We investigated complaints in the local government and general elections but it hasn’t been necessary to actually serve an enforcement order because in each case, when we found out, they agreed to delete the details.
This is similar to the strategy adopted by the Financial Regulator when banks were found to be robbing their customers – just pay back the money and promise to be good in future.
This method of dealing with alleged law breakers is one of the principal reasons why our country is now facing total ruination.
The (Tammany Hall) system can be outlined as follows.
An activity is taking place that is damaging to the general public.
Laws are introduced and an organisation is set up to enforce those laws to protect the general public and the good of society.
If it is found that the laws are ‘inconvenient’ for some vested interests (politicians, bankers, property developers, solicitors etc.) a number of options can be considered.
Write an exemption into the law. This is usually buried deep within the legislation.

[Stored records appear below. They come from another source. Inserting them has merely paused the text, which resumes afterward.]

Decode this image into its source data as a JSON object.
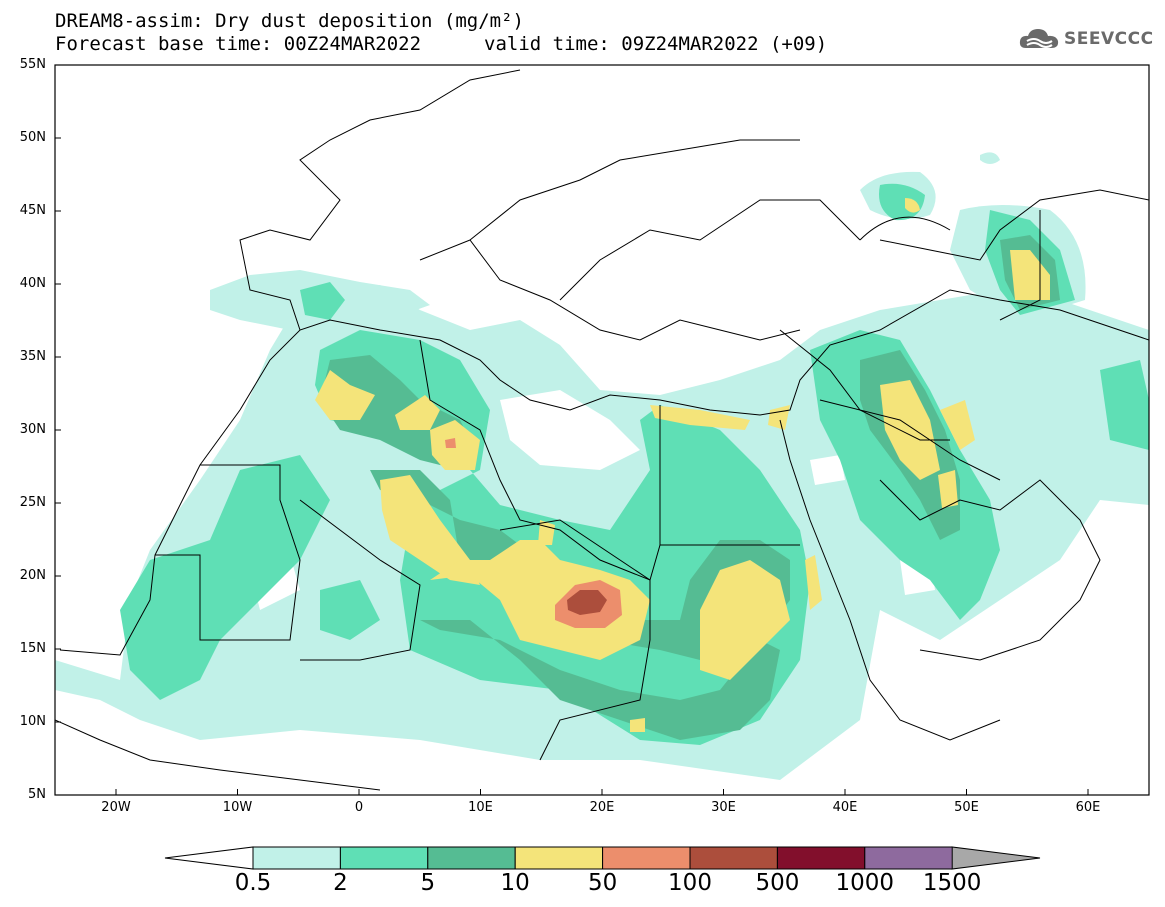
{
  "title": {
    "line1": "DREAM8-assim: Dry dust deposition (mg/m²)",
    "line2_base": "Forecast base time: 00Z24MAR2022",
    "line2_valid": "valid time: 09Z24MAR2022 (+09)"
  },
  "logo": {
    "text": "SEEVCCC",
    "icon": "cloud-icon"
  },
  "y_axis": [
    "55N",
    "50N",
    "45N",
    "40N",
    "35N",
    "30N",
    "25N",
    "20N",
    "15N",
    "10N",
    "5N"
  ],
  "x_axis": [
    "20W",
    "10W",
    "0",
    "10E",
    "20E",
    "30E",
    "40E",
    "50E",
    "60E"
  ],
  "legend": {
    "labels": [
      "0.5",
      "2",
      "5",
      "10",
      "50",
      "100",
      "500",
      "1000",
      "1500"
    ],
    "colors": [
      "#c1f1e8",
      "#5fdfb5",
      "#55bc93",
      "#f4e47a",
      "#ec8e6c",
      "#ac4e3c",
      "#820f2c",
      "#8e6a9e",
      "#a8a8a8"
    ]
  }
}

Ensure that the enforcement agency is provided with only minimum powers and is so understaffed and under funded that it will be impossible to carry out its remit.
The ODCE, presently investigating Anglo Irish Bank, is a good example of this kind of strategy.
Equip the so called regulator with Soviet style secrecy laws which debars any questions whatsoever. The Financial Regulator is a good example of this strategy.
Allow civil servants wide discretion regarding the implementation of the law. This particular case is a good example of this strategy.
The Data Protection Commissioner could have taken action against politicians/political parties for breach of the Act but chose instead to come to a mutual agreement
Ignore the law altogether. This is a very common strategy in Ireland. Ansbacher and DIRT are just two examples where so called regulatory agencies were aware of serious breaches of the law but failed to take action.
The failure to rigorously enforce laws by a wide range of state agencies over a prolonged number of years has led to the inevitable – political chaos, impoverishment and hardship for ordinary citizens and national shame in front of the world community.
Allow me to end by making another (mad) guess/prediction – not a single politician or political party will receive an enforcement order from the so called Data Protection Commissioner as a result of any breaches of the Act in the forthcoming election.